Viaggiando di casa in casa, mi sarà possibile rendermi conto delle dinamiche che caratterizzano quel determinato contesto e i differenti ambienti di vita. Quando parliamo delle case di Le Corbusier è più corretto usare il termine “opere abitabili”. Abitare un’opera significa che ogni azione quotidiana assume un senso diverso. Vivere all’interno di una casa di Le Corbusier è un privilegio, anche se, in generale, oggi è già un privilegio possederla una casa! Durante le residenze, raccolgo suggestioni e input e li restituisco attraverso approcci creativi interdisciplinari tra installazione, video, fotografia, opere su carta e performance.

Vuoi citarci alcune tra le abitazioni più interessanti, progettate da Le Corbusier nelle 12 nazioni, che My house is a Le Corbusier intende coinvolgere il futuro?

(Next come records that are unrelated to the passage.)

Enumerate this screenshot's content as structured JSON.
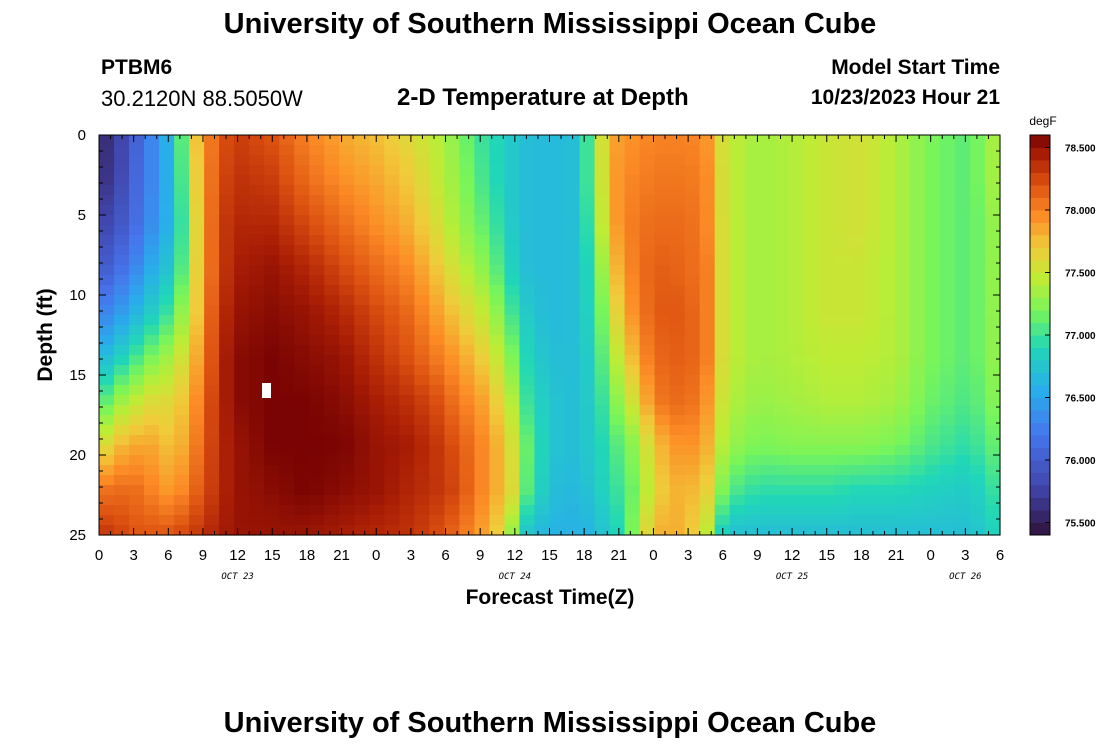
{
  "header": {
    "title": "University of Southern Mississippi Ocean Cube",
    "station_id": "PTBM6",
    "coordinates": "30.2120N  88.5050W",
    "chart_title": "2-D Temperature at Depth",
    "model_start_label": "Model Start Time",
    "model_start_value": "10/23/2023 Hour 21"
  },
  "footer": {
    "title": "University of Southern Mississippi Ocean Cube"
  },
  "chart_data": {
    "type": "heatmap",
    "title": "2-D Temperature at Depth",
    "xlabel": "Forecast Time(Z)",
    "ylabel": "Depth (ft)",
    "x_hours": [
      0,
      3,
      6,
      9,
      12,
      15,
      18,
      21,
      24,
      27,
      30,
      33,
      36,
      39,
      42,
      45,
      48,
      51,
      54,
      57,
      60,
      63,
      66,
      69,
      72,
      75,
      78
    ],
    "x_tick_labels": [
      "0",
      "3",
      "6",
      "9",
      "12",
      "15",
      "18",
      "21",
      "0",
      "3",
      "6",
      "9",
      "12",
      "15",
      "18",
      "21",
      "0",
      "3",
      "6",
      "9",
      "12",
      "15",
      "18",
      "21",
      "0",
      "3",
      "6"
    ],
    "date_labels": [
      {
        "label": "OCT 23",
        "hour": 12
      },
      {
        "label": "OCT 24",
        "hour": 36
      },
      {
        "label": "OCT 25",
        "hour": 60
      },
      {
        "label": "OCT 26",
        "hour": 75
      }
    ],
    "y_ticks": [
      0,
      5,
      10,
      15,
      20,
      25
    ],
    "ylim": [
      0,
      25
    ],
    "xlim": [
      0,
      78
    ],
    "colorbar": {
      "unit": "degF",
      "range": [
        75.4,
        78.6
      ],
      "tick_labels": [
        "78.500",
        "78.000",
        "77.500",
        "77.000",
        "76.500",
        "76.000",
        "75.500"
      ],
      "tick_values": [
        78.5,
        78.0,
        77.5,
        77.0,
        76.5,
        76.0,
        75.5
      ]
    },
    "columns": [
      {
        "t": 0,
        "temps": [
          75.55,
          75.6,
          75.75,
          75.95,
          76.25,
          76.6,
          77.0,
          77.5,
          78.05,
          78.35
        ]
      },
      {
        "t": 1.5,
        "temps": [
          75.7,
          75.75,
          75.9,
          76.1,
          76.4,
          76.8,
          77.3,
          77.75,
          78.1,
          78.3
        ]
      },
      {
        "t": 3,
        "temps": [
          76.0,
          76.05,
          76.1,
          76.3,
          76.6,
          77.0,
          77.45,
          77.85,
          78.1,
          78.2
        ]
      },
      {
        "t": 4.5,
        "temps": [
          76.3,
          76.3,
          76.35,
          76.55,
          76.8,
          77.2,
          77.6,
          77.85,
          78.0,
          78.2
        ]
      },
      {
        "t": 6,
        "temps": [
          76.6,
          76.6,
          76.6,
          76.75,
          77.0,
          77.35,
          77.6,
          77.75,
          77.9,
          78.2
        ]
      },
      {
        "t": 7,
        "temps": [
          77.0,
          76.95,
          76.9,
          77.0,
          77.25,
          77.5,
          77.7,
          77.8,
          77.95,
          78.25
        ]
      },
      {
        "t": 8,
        "temps": [
          77.6,
          77.5,
          77.4,
          77.45,
          77.5,
          77.7,
          77.85,
          77.95,
          78.1,
          78.3
        ]
      },
      {
        "t": 9,
        "temps": [
          77.9,
          77.9,
          77.9,
          77.9,
          77.95,
          78.0,
          78.1,
          78.15,
          78.2,
          78.35
        ]
      },
      {
        "t": 10.5,
        "temps": [
          78.2,
          78.25,
          78.3,
          78.3,
          78.35,
          78.4,
          78.4,
          78.4,
          78.4,
          78.45
        ]
      },
      {
        "t": 12,
        "temps": [
          78.3,
          78.35,
          78.4,
          78.45,
          78.5,
          78.55,
          78.55,
          78.5,
          78.5,
          78.5
        ]
      },
      {
        "t": 15,
        "temps": [
          78.2,
          78.3,
          78.4,
          78.5,
          78.55,
          78.6,
          78.6,
          78.6,
          78.55,
          78.5
        ]
      },
      {
        "t": 18,
        "temps": [
          78.0,
          78.1,
          78.25,
          78.4,
          78.5,
          78.55,
          78.6,
          78.6,
          78.6,
          78.5
        ]
      },
      {
        "t": 21,
        "temps": [
          77.85,
          77.95,
          78.1,
          78.25,
          78.4,
          78.5,
          78.55,
          78.6,
          78.55,
          78.45
        ]
      },
      {
        "t": 24,
        "temps": [
          77.75,
          77.85,
          77.95,
          78.1,
          78.25,
          78.35,
          78.45,
          78.5,
          78.5,
          78.4
        ]
      },
      {
        "t": 27,
        "temps": [
          77.6,
          77.7,
          77.8,
          77.95,
          78.1,
          78.2,
          78.35,
          78.45,
          78.4,
          78.35
        ]
      },
      {
        "t": 29,
        "temps": [
          77.45,
          77.5,
          77.6,
          77.75,
          77.9,
          78.05,
          78.25,
          78.35,
          78.35,
          78.25
        ]
      },
      {
        "t": 31,
        "temps": [
          77.25,
          77.3,
          77.35,
          77.5,
          77.7,
          77.9,
          78.05,
          78.2,
          78.25,
          78.1
        ]
      },
      {
        "t": 33,
        "temps": [
          77.0,
          77.05,
          77.15,
          77.3,
          77.5,
          77.7,
          77.9,
          78.0,
          78.0,
          77.9
        ]
      },
      {
        "t": 35,
        "temps": [
          76.85,
          76.85,
          76.9,
          77.0,
          77.2,
          77.4,
          77.6,
          77.75,
          77.75,
          77.6
        ]
      },
      {
        "t": 36,
        "temps": [
          76.75,
          76.75,
          76.75,
          76.8,
          76.95,
          77.15,
          77.35,
          77.5,
          77.55,
          77.2
        ]
      },
      {
        "t": 37,
        "temps": [
          76.7,
          76.7,
          76.7,
          76.7,
          76.8,
          76.9,
          77.0,
          77.15,
          77.1,
          76.75
        ]
      },
      {
        "t": 39,
        "temps": [
          76.65,
          76.65,
          76.65,
          76.65,
          76.65,
          76.7,
          76.75,
          76.75,
          76.7,
          76.6
        ]
      },
      {
        "t": 41,
        "temps": [
          76.7,
          76.7,
          76.7,
          76.7,
          76.7,
          76.7,
          76.7,
          76.7,
          76.65,
          76.6
        ]
      },
      {
        "t": 42,
        "temps": [
          76.9,
          76.9,
          76.85,
          76.8,
          76.8,
          76.75,
          76.75,
          76.75,
          76.7,
          76.6
        ]
      },
      {
        "t": 43,
        "temps": [
          77.3,
          77.3,
          77.25,
          77.1,
          77.0,
          76.95,
          76.9,
          76.85,
          76.8,
          76.65
        ]
      },
      {
        "t": 44,
        "temps": [
          77.75,
          77.7,
          77.65,
          77.5,
          77.35,
          77.2,
          77.05,
          76.95,
          76.9,
          76.8
        ]
      },
      {
        "t": 45,
        "temps": [
          77.9,
          77.95,
          77.95,
          77.85,
          77.7,
          77.5,
          77.3,
          77.1,
          77.0,
          76.9
        ]
      },
      {
        "t": 46.5,
        "temps": [
          77.95,
          78.0,
          78.05,
          78.05,
          78.0,
          77.85,
          77.6,
          77.3,
          77.2,
          77.3
        ]
      },
      {
        "t": 48,
        "temps": [
          78.0,
          78.05,
          78.1,
          78.15,
          78.15,
          78.1,
          78.0,
          77.7,
          77.6,
          77.8
        ]
      },
      {
        "t": 49.5,
        "temps": [
          78.0,
          78.05,
          78.1,
          78.15,
          78.2,
          78.15,
          78.1,
          77.9,
          77.8,
          77.85
        ]
      },
      {
        "t": 51,
        "temps": [
          78.0,
          78.05,
          78.1,
          78.1,
          78.15,
          78.15,
          78.1,
          77.95,
          77.8,
          77.75
        ]
      },
      {
        "t": 52.5,
        "temps": [
          77.95,
          78.0,
          78.0,
          78.05,
          78.05,
          78.05,
          77.95,
          77.85,
          77.7,
          77.5
        ]
      },
      {
        "t": 53.5,
        "temps": [
          77.7,
          77.75,
          77.8,
          77.8,
          77.8,
          77.8,
          77.7,
          77.6,
          77.45,
          77.1
        ]
      },
      {
        "t": 54,
        "temps": [
          77.55,
          77.55,
          77.55,
          77.55,
          77.55,
          77.55,
          77.5,
          77.4,
          77.2,
          76.8
        ]
      },
      {
        "t": 55,
        "temps": [
          77.45,
          77.45,
          77.45,
          77.45,
          77.45,
          77.45,
          77.4,
          77.3,
          77.05,
          76.7
        ]
      },
      {
        "t": 57,
        "temps": [
          77.35,
          77.35,
          77.35,
          77.35,
          77.35,
          77.35,
          77.3,
          77.2,
          76.95,
          76.7
        ]
      },
      {
        "t": 60,
        "temps": [
          77.4,
          77.4,
          77.4,
          77.4,
          77.4,
          77.4,
          77.35,
          77.25,
          76.95,
          76.7
        ]
      },
      {
        "t": 63,
        "temps": [
          77.5,
          77.5,
          77.5,
          77.5,
          77.5,
          77.45,
          77.4,
          77.25,
          76.95,
          76.7
        ]
      },
      {
        "t": 66,
        "temps": [
          77.55,
          77.55,
          77.55,
          77.5,
          77.5,
          77.45,
          77.4,
          77.25,
          76.9,
          76.7
        ]
      },
      {
        "t": 69,
        "temps": [
          77.4,
          77.4,
          77.4,
          77.4,
          77.4,
          77.4,
          77.35,
          77.2,
          76.9,
          76.7
        ]
      },
      {
        "t": 72,
        "temps": [
          77.2,
          77.2,
          77.2,
          77.2,
          77.2,
          77.2,
          77.15,
          77.05,
          76.85,
          76.7
        ]
      },
      {
        "t": 75,
        "temps": [
          77.1,
          77.1,
          77.1,
          77.1,
          77.1,
          77.1,
          77.05,
          76.95,
          76.8,
          76.7
        ]
      },
      {
        "t": 77,
        "temps": [
          77.25,
          77.25,
          77.2,
          77.2,
          77.2,
          77.2,
          77.15,
          77.05,
          76.9,
          76.8
        ]
      },
      {
        "t": 78,
        "temps": [
          77.55,
          77.5,
          77.45,
          77.45,
          77.4,
          77.4,
          77.35,
          77.25,
          77.1,
          76.95
        ]
      }
    ],
    "depth_samples": [
      0,
      2.8,
      5.6,
      8.3,
      11.1,
      13.9,
      16.7,
      19.4,
      22.2,
      25
    ]
  }
}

Ogni casa ha la sua particolarità. Sono interessato a percorrere soprattutto la geografia dettata da queste abitazioni, quindi dopo l’Esprit Nouveau a Bologna e il Molitor a Parigi, vorrei spostarmi in Svizzera, Giappone, Germania, Belgio, India, Stati Uniti, Argentina, Tunisia, Russia, Iraq. Le ultime tre nazioni, per diverse ragioni, sono problematiche da affrontare, e andranno sicuramente vissute diversamente dalle altre: sono Villa Baizeau a Cartagine, il Centrosoyuz a Mosca e lo Stadio di Baghdad.